The Importance of Health Insurance

Bruised forearm
Yes, this is actually my forearm.

Thank heavens we have great health insurance from Mr. Saver’s employer, because we’ve really been putting it to great use.

I have an autoimmune disease called Hashimoto’s thyroiditis, which manifests itself with symptoms of fatigue, cold intolerance, hair falling out, dry skin, modest weight gain, decreased concentration and ridged, brittle fingernails. It’s not just hypothyroidism — simple bloodwork shows if you have specific elevated antibodies to confirm the autoimmune disease diagnosis. I manage the condition with Synthroid, a synthetic hormone that replaces TSH, or thyroid-stimulating hormone.

I should have known something was amiss from my slow but steady weight gain over the past 6 months or so — which became so bothersome that I joined a gym down the street from my office. One visit to the endocrinologist, considered a specialist? That’s a $40 co-pay. A new prescription to increase the dosage? $25. Getting bloodwork and going back 6 weeks later to check whether it’s the correct dose of Synthroid? Another $40.

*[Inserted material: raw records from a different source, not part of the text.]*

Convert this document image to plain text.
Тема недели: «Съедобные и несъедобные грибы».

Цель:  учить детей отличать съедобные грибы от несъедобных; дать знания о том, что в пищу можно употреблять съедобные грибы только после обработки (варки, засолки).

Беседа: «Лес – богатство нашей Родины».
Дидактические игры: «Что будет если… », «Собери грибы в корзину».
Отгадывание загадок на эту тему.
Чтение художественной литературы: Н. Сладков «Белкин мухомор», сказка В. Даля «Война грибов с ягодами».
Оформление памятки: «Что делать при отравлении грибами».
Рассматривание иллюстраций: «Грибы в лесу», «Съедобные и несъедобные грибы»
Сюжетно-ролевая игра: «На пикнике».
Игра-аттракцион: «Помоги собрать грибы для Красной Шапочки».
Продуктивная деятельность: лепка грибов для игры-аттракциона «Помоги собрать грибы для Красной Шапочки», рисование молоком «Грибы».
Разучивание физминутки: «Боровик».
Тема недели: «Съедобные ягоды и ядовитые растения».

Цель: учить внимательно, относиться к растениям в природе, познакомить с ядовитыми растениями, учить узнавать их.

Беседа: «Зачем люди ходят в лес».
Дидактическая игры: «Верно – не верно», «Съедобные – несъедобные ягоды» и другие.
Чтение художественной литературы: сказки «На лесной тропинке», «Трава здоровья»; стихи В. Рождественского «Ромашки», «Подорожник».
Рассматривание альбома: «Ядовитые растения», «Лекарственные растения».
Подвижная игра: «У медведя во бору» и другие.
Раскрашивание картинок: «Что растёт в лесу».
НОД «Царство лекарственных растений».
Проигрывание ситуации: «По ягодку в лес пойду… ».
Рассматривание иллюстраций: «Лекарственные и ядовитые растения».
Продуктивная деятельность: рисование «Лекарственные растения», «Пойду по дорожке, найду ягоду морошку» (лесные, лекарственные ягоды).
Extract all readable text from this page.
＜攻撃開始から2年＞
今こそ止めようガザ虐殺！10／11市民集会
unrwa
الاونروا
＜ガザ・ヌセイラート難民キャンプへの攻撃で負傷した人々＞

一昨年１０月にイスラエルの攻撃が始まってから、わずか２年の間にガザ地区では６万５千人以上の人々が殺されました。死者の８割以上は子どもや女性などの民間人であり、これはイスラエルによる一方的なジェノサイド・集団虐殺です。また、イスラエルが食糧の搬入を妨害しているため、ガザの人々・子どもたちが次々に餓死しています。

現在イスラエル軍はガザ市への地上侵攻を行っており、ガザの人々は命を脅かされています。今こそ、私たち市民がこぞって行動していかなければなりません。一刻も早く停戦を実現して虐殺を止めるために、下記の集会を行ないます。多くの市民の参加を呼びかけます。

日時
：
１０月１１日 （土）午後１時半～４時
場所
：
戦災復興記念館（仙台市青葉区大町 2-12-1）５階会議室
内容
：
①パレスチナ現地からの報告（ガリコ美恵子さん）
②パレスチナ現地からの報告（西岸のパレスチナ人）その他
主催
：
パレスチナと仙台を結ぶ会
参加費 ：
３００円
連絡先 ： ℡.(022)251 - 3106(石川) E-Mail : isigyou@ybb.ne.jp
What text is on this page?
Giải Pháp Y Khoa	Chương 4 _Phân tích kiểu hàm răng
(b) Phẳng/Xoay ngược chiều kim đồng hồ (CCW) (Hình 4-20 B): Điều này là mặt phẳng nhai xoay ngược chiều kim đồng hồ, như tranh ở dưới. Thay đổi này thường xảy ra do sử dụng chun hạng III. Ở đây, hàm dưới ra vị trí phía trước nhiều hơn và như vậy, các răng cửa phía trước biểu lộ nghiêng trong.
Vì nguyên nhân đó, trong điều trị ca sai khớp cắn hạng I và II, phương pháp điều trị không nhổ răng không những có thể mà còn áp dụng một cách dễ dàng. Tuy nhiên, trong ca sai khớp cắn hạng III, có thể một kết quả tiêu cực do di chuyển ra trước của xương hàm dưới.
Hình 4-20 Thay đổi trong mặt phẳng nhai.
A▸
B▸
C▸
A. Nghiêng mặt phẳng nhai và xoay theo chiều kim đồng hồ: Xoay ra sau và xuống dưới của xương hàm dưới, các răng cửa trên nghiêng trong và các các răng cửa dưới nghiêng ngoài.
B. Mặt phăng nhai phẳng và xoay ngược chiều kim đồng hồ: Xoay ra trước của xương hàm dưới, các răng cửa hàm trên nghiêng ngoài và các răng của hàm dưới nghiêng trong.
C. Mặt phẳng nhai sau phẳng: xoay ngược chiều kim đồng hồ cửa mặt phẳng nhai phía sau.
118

I’m also having another issue that necessitates me seeing a specialist 3-4 a month. It’s nothing life-threatening, but it’s something that does require treatment. So each of those trips is $40. Not to mention some medication that is costing about $130/month.

More recently, on Sunday, a family member pointed out a huge bruise on my forearm. It’s about 3.5 inches long and is marked in the center with a raised, white bump. I can move this lump around underneath my skin, which is extremely gross. There’s minimal soreness. The area is only slightly swollen, and I’m not running a fever. It’s possible I hurt myself while we were doing some more drywall installation on Saturday afternoon, but I would like to think I’d remember hitting my arm so hard that it left this monstrous bruise on me. If it gets worse in the next day or two, I’ll have to see a doctor.

And now, the icing on the cake: A few weeks ago, Mr. Saver started complaining of vague pain in his knees. He’s an IT tech, so his job requires him to kneel and bend to fix hardware, and carry around computer parts. What you should understand is that he never complains about anything. In the 5 1/2 years we’ve been together, he’s not gone to the doctor ONCE. They’re stiff when he gets up and down from a sitting, kneeling or crouching position, and the pain and discomfort has been progressively getting worse. So he’ll be going to our primary care provider today (that’s $20, if you’re keeping track) to determine what the next step is. I’m confident he’ll be referred to a specialist (for another $40 co-pay).

EDIT: I forgot to mention the dental cleaning and checkup that is way overdue (should be fully covered by our dental insurance) and the eye exam/contacts and new eyeglass lenses I’ll need. Wow.

Final Thought

So even though we have insurance, our co-pays and prescriptions cost a pretty penny, especially in a month where there are multiple doctors visits and scripts to fill. For this coverage, Mr. Saver has $110 deducted from his paycheck bi-monthly. It could be much, much worse — and it is, for a lot of people.

A Short Informal Poll — Answer in the Comments Section!

1. Do you have health insurance?

2. If so, do you pay for the entire premium, or is it subsidized by your employer?

3. What is your co-pay? Does it vary?

19 comments to The Importance of Health Insurance

  • Gene

    Hi Nicole,
    It’s been about 9 months since you posted your “Importance of Health Insurance” thoughts. I ran accross the picture of the bruise on your arm and started reading your post. I hope it has healed and you are doing great. I have a 4 year old son with the same type of forearm bruise – about 2 inches in diameter with a raised white bump in the middle. His bump too can be moved around. It feels like something hard under the skin. Not in the dermis but deeper, possibly epidermis. He too has no fever and does not complain of pain in the area when I push on the bump or the surrounding bruised tissue. We’ve taken him to the pediatrician ($25 co-pay) and were told it is just a bruise and to keep an eye on it. Did you get your bruise checked out? Did you get a similar diagnosis? Was the bruise associated with another medical diagnosis you were working your way through? I hope you can offer a little advise. I’ve banged myself up many times and have yet to run accross a bruise similar to his. Stay well! Gene

    • Nicole

      Gene: Sorry for the delayed reply, I’ve been on maternity leave for a few months! My bruise did heal with no issues, and the bump went away. I did not see a doctor. I hope your son’s healed up!

  • oilandgarlic

    Have you checked around for synthroid prices? I saw it on Walmart’s list of $4 drugs, and Ralphs and Vons probably include that on their list of lower priced meds, if you’re against going to Walmart. I found that walmart prices are oftentimes cheaper than the co-pay.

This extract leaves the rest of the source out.